L’issue de l’élection américaine a accru les risques pour l’économie mondiale, alors que guerres commerciales et hausse des taux d’intérêt menaceraient de fragiliser la résilience de la croissance. Les divergences régionales pourraient s’accentuer, car l’Europe et la Chine devront affronter un environnement hostile, même si certains leviers pour atténuer les effets de l’agenda de Trump existent.

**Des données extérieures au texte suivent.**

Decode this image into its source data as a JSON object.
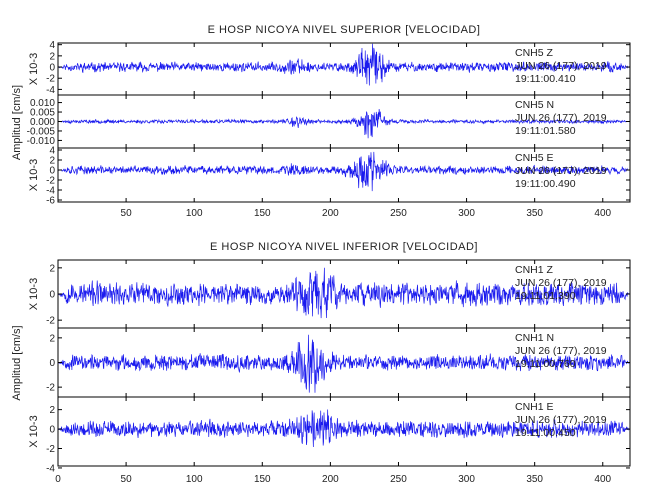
{
  "chart_data": [
    {
      "type": "line",
      "title": "E HOSP NICOYA NIVEL SUPERIOR [VELOCIDAD]",
      "ylabel": "Amplitud [cm/s]",
      "xlim": [
        0,
        420
      ],
      "xticks": [
        "50",
        "100",
        "150",
        "200",
        "250",
        "300",
        "350",
        "400"
      ],
      "xtick_values": [
        50,
        100,
        150,
        200,
        250,
        300,
        350,
        400
      ],
      "panels": [
        {
          "scale_label": "X 10-3",
          "yticks": [
            "4",
            "2",
            "0",
            "-2",
            "-4"
          ],
          "ytick_values": [
            4,
            2,
            0,
            -2,
            -4
          ],
          "ylim": [
            -5,
            4.3
          ],
          "base_amplitude": 0.8,
          "bursts": [
            {
              "x": 230,
              "width": 10,
              "amp": 3.0
            },
            {
              "x": 175,
              "width": 8,
              "amp": 0.8
            }
          ],
          "channel": "CNH5 Z",
          "date": "JUN 26 (177), 2019",
          "time": "19:11:00.410",
          "seed": 11
        },
        {
          "scale_label": "",
          "yticks": [
            "0.010",
            "0.005",
            "0.000",
            "-0.005",
            "-0.010"
          ],
          "ytick_values": [
            0.01,
            0.005,
            0.0,
            -0.005,
            -0.01
          ],
          "ylim": [
            -0.014,
            0.014
          ],
          "base_amplitude": 0.0009,
          "bursts": [
            {
              "x": 230,
              "width": 9,
              "amp": 0.0075
            },
            {
              "x": 175,
              "width": 7,
              "amp": 0.0025
            }
          ],
          "channel": "CNH5 N",
          "date": "JUN 26 (177), 2019",
          "time": "19:11:01.580",
          "seed": 23
        },
        {
          "scale_label": "X 10-3",
          "yticks": [
            "4",
            "2",
            "0",
            "-2",
            "-4",
            "-6"
          ],
          "ytick_values": [
            4,
            2,
            0,
            -2,
            -4,
            -6
          ],
          "ylim": [
            -6.4,
            4.4
          ],
          "base_amplitude": 0.8,
          "bursts": [
            {
              "x": 228,
              "width": 11,
              "amp": 3.6
            },
            {
              "x": 175,
              "width": 8,
              "amp": 0.8
            }
          ],
          "channel": "CNH5 E",
          "date": "JUN 26 (177), 2019",
          "time": "19:11:00.490",
          "seed": 37
        }
      ]
    },
    {
      "type": "line",
      "title": "E HOSP NICOYA NIVEL INFERIOR [VELOCIDAD]",
      "ylabel": "Amplitud [cm/s]",
      "xlim": [
        0,
        420
      ],
      "xticks": [
        "0",
        "50",
        "100",
        "150",
        "200",
        "250",
        "300",
        "350",
        "400"
      ],
      "xtick_values": [
        0,
        50,
        100,
        150,
        200,
        250,
        300,
        350,
        400
      ],
      "panels": [
        {
          "scale_label": "X 10-3",
          "yticks": [
            "2",
            "0",
            "-2"
          ],
          "ytick_values": [
            2,
            0,
            -2
          ],
          "ylim": [
            -2.6,
            2.6
          ],
          "base_amplitude": 0.85,
          "bursts": [
            {
              "x": 190,
              "width": 14,
              "amp": 1.0
            }
          ],
          "channel": "CNH1 Z",
          "date": "JUN 26 (177), 2019",
          "time": "19:11:01.390",
          "seed": 53
        },
        {
          "scale_label": "",
          "yticks": [
            "2",
            "0",
            "-2"
          ],
          "ytick_values": [
            2,
            0,
            -2
          ],
          "ylim": [
            -2.8,
            2.8
          ],
          "base_amplitude": 0.6,
          "bursts": [
            {
              "x": 185,
              "width": 11,
              "amp": 1.6
            }
          ],
          "channel": "CNH1 N",
          "date": "JUN 26 (177), 2019",
          "time": "19:11:00.760",
          "seed": 67
        },
        {
          "scale_label": "X 10-3",
          "yticks": [
            "2",
            "0",
            "-2",
            "-4"
          ],
          "ytick_values": [
            2,
            0,
            -2,
            -4
          ],
          "ylim": [
            -3.8,
            3.3
          ],
          "base_amplitude": 0.8,
          "bursts": [
            {
              "x": 190,
              "width": 12,
              "amp": 1.5
            }
          ],
          "channel": "CNH1 E",
          "date": "JUN 26 (177), 2019",
          "time": "19:11:00.450",
          "seed": 79
        }
      ]
    }
  ]
}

L’exceptionnalisme économique a parfois ses limites

2024 restera l’année électorale la plus marquante de l’histoire moderne où plus de la moitié de la population mondiale est appelée aux urnes, et les partis au pouvoir ont essuyé de lourdes pertes, malmenés par quatre années de crises successives: une pandémie mondiale, une guerre de grande envergure en Europe, et une flambée d’inflation sans précédent depuis les années 70. Le Premier ministre indien Modi, pourtant considéré comme l’un des leaders les plus populaires au monde, a perdu sa majorité absolue. En Afrique du Sud, l’ANC a enregistré ses plus mauvais résultats depuis la fin de l’Apartheid. Au Royaume-Uni, le Premier ministre Sunak et son parti ont été balayés dans une débâcle électorale, tandis qu’en France, le président Macron fait face à un parlement profondément divisé après la défaite de son parti aux élections législatives anticipées. Au Japon, le Parti libéral-démocrate au pouvoir a perdu la majorité pour la première fois en quinze ans, et au Canada, les sondages annoncent que le Parti libéral de Justin Trudeau serait sévèrement puni si des élections avaient lieu. Dans ce contexte, une victoire de Harris aux Etats-Unis aurait fait figure d’exception étonnante.

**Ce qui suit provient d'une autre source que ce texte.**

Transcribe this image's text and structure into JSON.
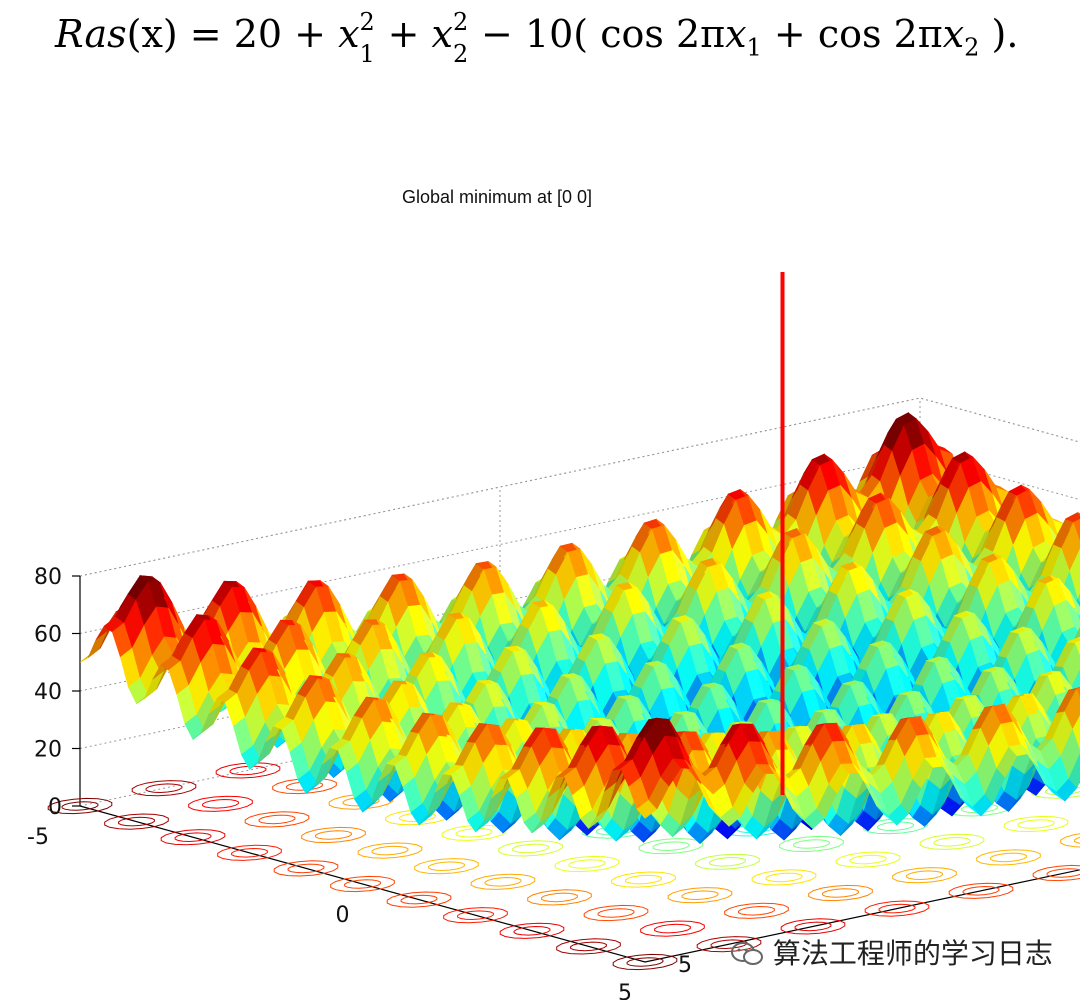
{
  "formula": {
    "lhs": "Ras",
    "arg": "(x) = 20 + ",
    "x": "x",
    "sq": "2",
    "one": "1",
    "two": "2",
    "plus": " + ",
    "minus": " − 10( cos 2π",
    "cos2": " + cos 2π",
    "close": " )."
  },
  "chart_data": {
    "type": "surface",
    "title": "Global minimum at [0 0]",
    "function": "rastrigin",
    "x": {
      "range": [
        -5,
        5
      ],
      "ticks": [
        "-5",
        "0",
        "5"
      ]
    },
    "y": {
      "range": [
        -5,
        5
      ],
      "ticks": [
        "-5",
        "0",
        "5"
      ]
    },
    "z": {
      "range": [
        0,
        80
      ],
      "ticks": [
        "0",
        "20",
        "40",
        "60",
        "80"
      ]
    },
    "marker": {
      "at": [
        0,
        0
      ],
      "color": "#ff0000",
      "label": "global minimum"
    },
    "contours_on_floor": true,
    "grid": true,
    "colormap": "jet"
  },
  "watermark": {
    "text": "算法工程师的学习日志"
  },
  "colors": {
    "marker": "#ff0000",
    "grid": "#9a9a9a",
    "axis": "#000000"
  }
}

Or, l’ironie veut que les Etats-Unis aient enregistré la croissance du PIB la plus rapide parmi les pays du G7 ces deux dernières années, et seul le Canada devrait mieux s’en sortir en 2025, selon les dernières prévisions du FMI. Le taux de chômage reste proche de ses niveaux les plus bas depuis l’après-guerre, et bien que l’inflation ait atteint un pic de 9,1% en juin 20221, elle a fortement diminué depuis. Pour autant, l’inflation touche tous les citoyens, alors que le chômage, lui, est un mal davantage circonscrit, et les électeurs restent extrêmement sensibles au niveau des prix, lequel demeure bien supérieur à celui d’avant la pandémie.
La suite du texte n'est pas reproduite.